Ausstellung Galerie Galerie Peter Zimmermann
Datum: 19.09.2026 - 31.10.2026
Künstler: Ben Willikens, Johannes Geccelli, Kuno Gonschior
Veranstalter & Ort:
Galerie Galerie Peter Zimmermann
68165 Mannheim
Leibnizstraße 20
Aus der Sommerpause zurück, läutet die Galerie Peter Zimmermann mit einer neuen Accrochage die zweite Hälfte des Jahres ein. Vom 19. September bis 31. Oktober werden Arbeiten von Johannes Geccelli, Ben Willikens und Kuno Gonschior sowie weiteren Künstlern der Galerie präsentiert.

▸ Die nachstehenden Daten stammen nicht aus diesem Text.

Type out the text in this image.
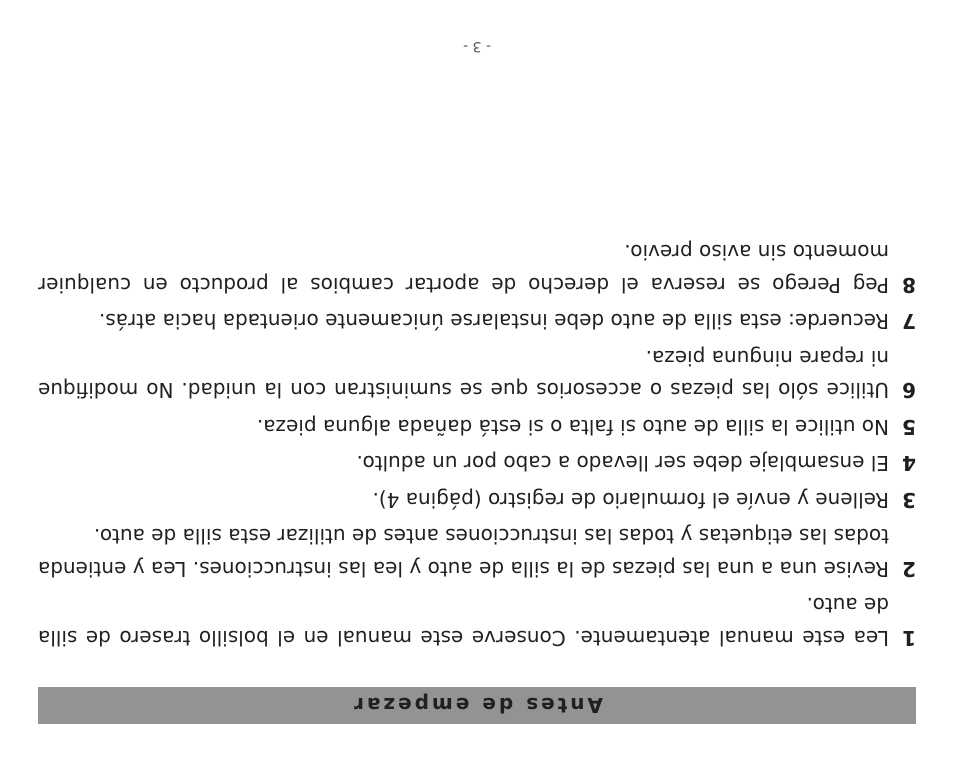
Antes de empezar
1
Lea este manual atentamente. Conserve este manual en el bolsillo trasero de silla de auto.
2
Revise una a una las piezas de la silla de auto y lea las instrucciones. Lea y entienda todas las etiquetas y todas las instrucciones antes de utilizar esta silla de auto.
3
Rellene y envíe el formulario de registro (página 4).
4
El ensamblaje debe ser llevado a cabo por un adulto.
5
No utilice la silla de auto si falta o si está dañada alguna pieza.
6
Utilice sólo las piezas o accesorios que se suministran con la unidad. No modifique ni repare ninguna pieza.
7
Recuerde: esta silla de auto debe instalarse únicamente orientada hacia atrás.
8
Peg Perego se reserva el derecho de aportar cambios al producto en cualquier momento sin aviso previo.
- 3 -
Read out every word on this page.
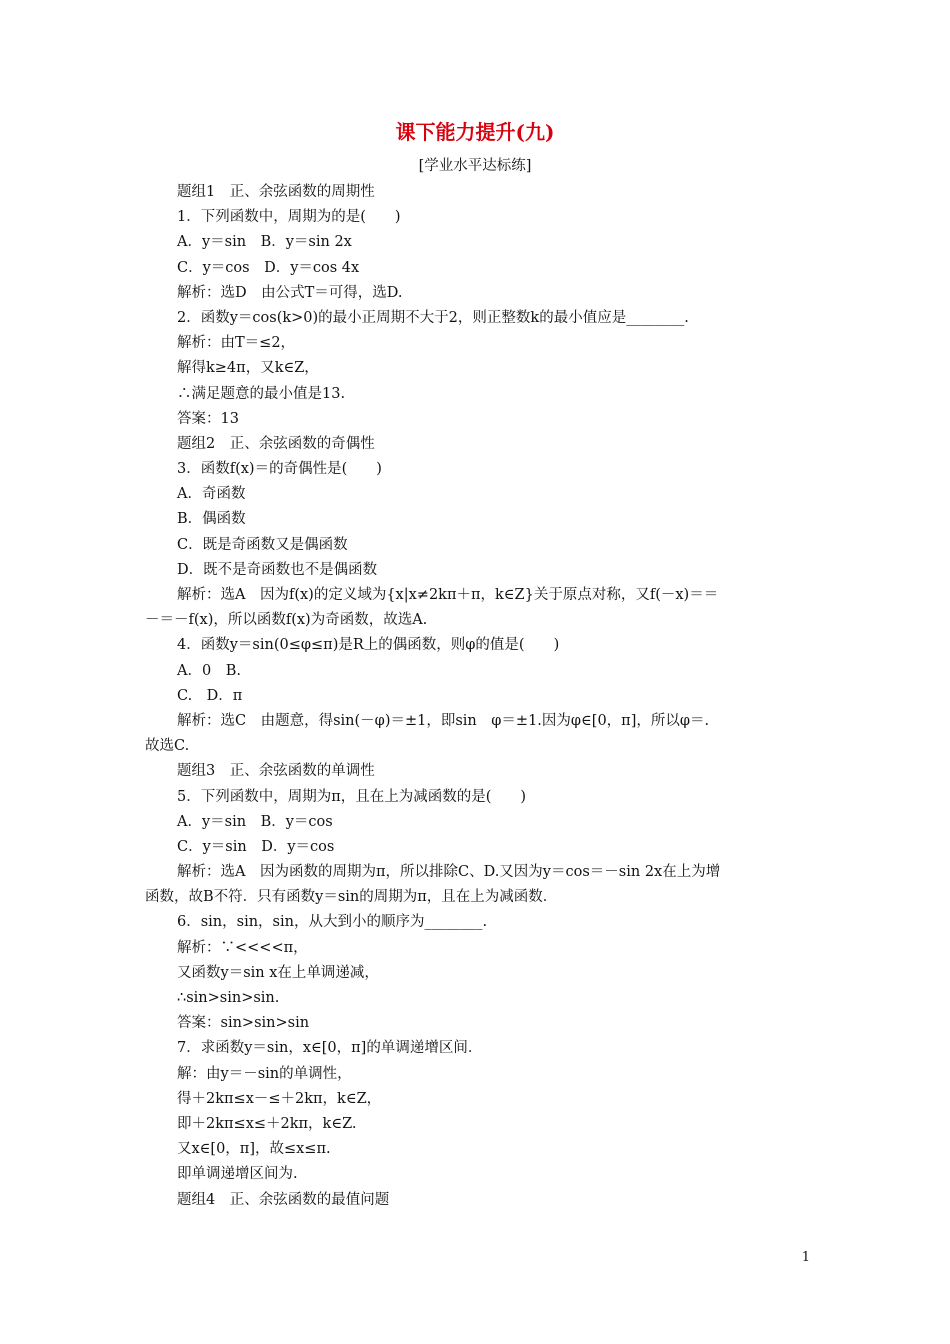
课下能力提升(九)
[学业水平达标练]
题组1　正、余弦函数的周期性
1．下列函数中，周期为的是(　　)
A．y＝sin　B．y＝sin 2x
C．y＝cos　D．y＝cos 4x
解析：选D　由公式T＝可得，选D.
2．函数y＝cos(k>0)的最小正周期不大于2，则正整数k的最小值应是________.
解析：由T＝≤2，
解得k≥4π，又k∈Z，
∴满足题意的最小值是13.
答案：13
题组2　正、余弦函数的奇偶性
3．函数f(x)＝的奇偶性是(　　)
A．奇函数
B．偶函数
C．既是奇函数又是偶函数
D．既不是奇函数也不是偶函数
解析：选A　因为f(x)的定义域为{x|x≠2kπ＋π，k∈Z}关于原点对称，又f(－x)＝＝
－＝－f(x)，所以函数f(x)为奇函数，故选A.
4．函数y＝sin(0≤φ≤π)是R上的偶函数，则φ的值是(　　)
A．0　B.
C.　D．π
解析：选C　由题意，得sin(－φ)＝±1，即sin　φ＝±1.因为φ∈[0，π]，所以φ＝.
故选C.
题组3　正、余弦函数的单调性
5．下列函数中，周期为π，且在上为减函数的是(　　)
A．y＝sin　B．y＝cos
C．y＝sin　D．y＝cos
解析：选A　因为函数的周期为π，所以排除C、D.又因为y＝cos＝－sin 2x在上为增
函数，故B不符．只有函数y＝sin的周期为π，且在上为减函数．
6．sin，sin，sin，从大到小的顺序为________.
解析：∵<<<<π，
又函数y＝sin x在上单调递减，
∴sin>sin>sin.
答案：sin>sin>sin
7．求函数y＝sin，x∈[0，π]的单调递增区间．
解：由y＝－sin的单调性，
得＋2kπ≤x－≤＋2kπ，k∈Z，
即＋2kπ≤x≤＋2kπ，k∈Z.
又x∈[0，π]，故≤x≤π.
即单调递增区间为.
题组4　正、余弦函数的最值问题
1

Johannes Geccelli (1925–2011) widmete sein künstlerisches Schaffen der Auseinandersetzung mit Farbe und ihrer Wahrnehmung und zählt zu den bedeutenden Vertretern der deutschen Farbfeldmalerei. In seinen sogenannten Kippbildern führt Geccelli diese Beschäftigung auf besondere Weise weiter: Fein gesetzte, kontinuierlich abgestufte Farblagen scheinen sich aus der gewohnten Ordnung der Bildfläche zu lösen und in eine diagonale Bewegung zu geraten. Die beiden Arbeiten „Neigekipp rot“ und „Neigekipp grün“ (beide 2001, Öl auf Leinwand, jeweils 65 × 65 cm) verdeutlichen dieses Prinzip eindrucksvoll. Durch die Schrägstellung der Strukturen wird an den Rändern der Bildgrund sichtbar – die rechteckige Bildfläche scheint gleichsam aus ihrem Gleichgewicht zu geraten. Farbe, Licht und Bewegung verbinden sich zu einem subtilen visuellen Wechselspiel, in dem sich die Wirkung der Bilder je nach Dauer und Intensität der Betrachtung verändert. So entsteht eine stille, zugleich vibrierende Malerei, die den Blick unmittelbar auf den Akt des Sehens selbst lenkt.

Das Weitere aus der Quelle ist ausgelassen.